Stacks of wide black panels and construction equipment fill a West Oakland warehouse where the Temple of the Deep is being assembled. The structure will be the second most significant installation at Burning Man and the final structure to burn during the event's closing ceremony. The 'deep' name refers to grief and to the temple's role as a place for mourning and leaving tributes. About 130 tons of wood comprise the build, with prebuilt segments transported to sites near Black Rock City and remaining pieces staged in the Bay Area. Around 700 volunteers helped assemble the temple into a 44-foot-tall, 105-foot-wide structure.
Standing in the West Oakland warehouse, you wouldn't have suspected that anything sacred was under construction. Stacks of wide, black wooden panels stand spaced out across the concrete floor. An ear-splitting drill whines from an adjacent lot. A crane stands off to the side, and a whiteboard leans against the wall, with a reminder scrawled in dry-erase marker: "THE TEMPLE BURNS IN 35 DAYS."
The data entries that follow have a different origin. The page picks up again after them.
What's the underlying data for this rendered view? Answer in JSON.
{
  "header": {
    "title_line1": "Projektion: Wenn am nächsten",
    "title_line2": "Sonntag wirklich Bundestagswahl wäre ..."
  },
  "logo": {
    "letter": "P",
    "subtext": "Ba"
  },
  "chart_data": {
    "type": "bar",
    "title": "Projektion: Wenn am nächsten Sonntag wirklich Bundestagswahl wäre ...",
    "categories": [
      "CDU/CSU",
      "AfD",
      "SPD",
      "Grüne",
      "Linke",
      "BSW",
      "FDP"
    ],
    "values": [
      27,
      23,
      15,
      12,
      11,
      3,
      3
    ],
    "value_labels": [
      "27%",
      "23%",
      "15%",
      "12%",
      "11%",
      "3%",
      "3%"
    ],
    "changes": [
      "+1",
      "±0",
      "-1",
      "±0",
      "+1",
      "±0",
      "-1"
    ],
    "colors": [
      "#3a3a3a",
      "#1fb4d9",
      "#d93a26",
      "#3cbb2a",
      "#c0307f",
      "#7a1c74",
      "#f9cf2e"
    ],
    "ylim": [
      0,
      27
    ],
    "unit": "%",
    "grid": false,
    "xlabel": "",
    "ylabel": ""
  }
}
But at the time of reporting in July, it's just wood, specifically around 130 tons of wood split between this West Oakland warehouse and the Black Rock Desert. When we speak to Arraiz, six truckloads of prebuilt segments have already been hauled to towns near Black Rock City in Nevada, and four truckloads remain in the Bay Area. (Now, all of the temple's pieces are on the playa.)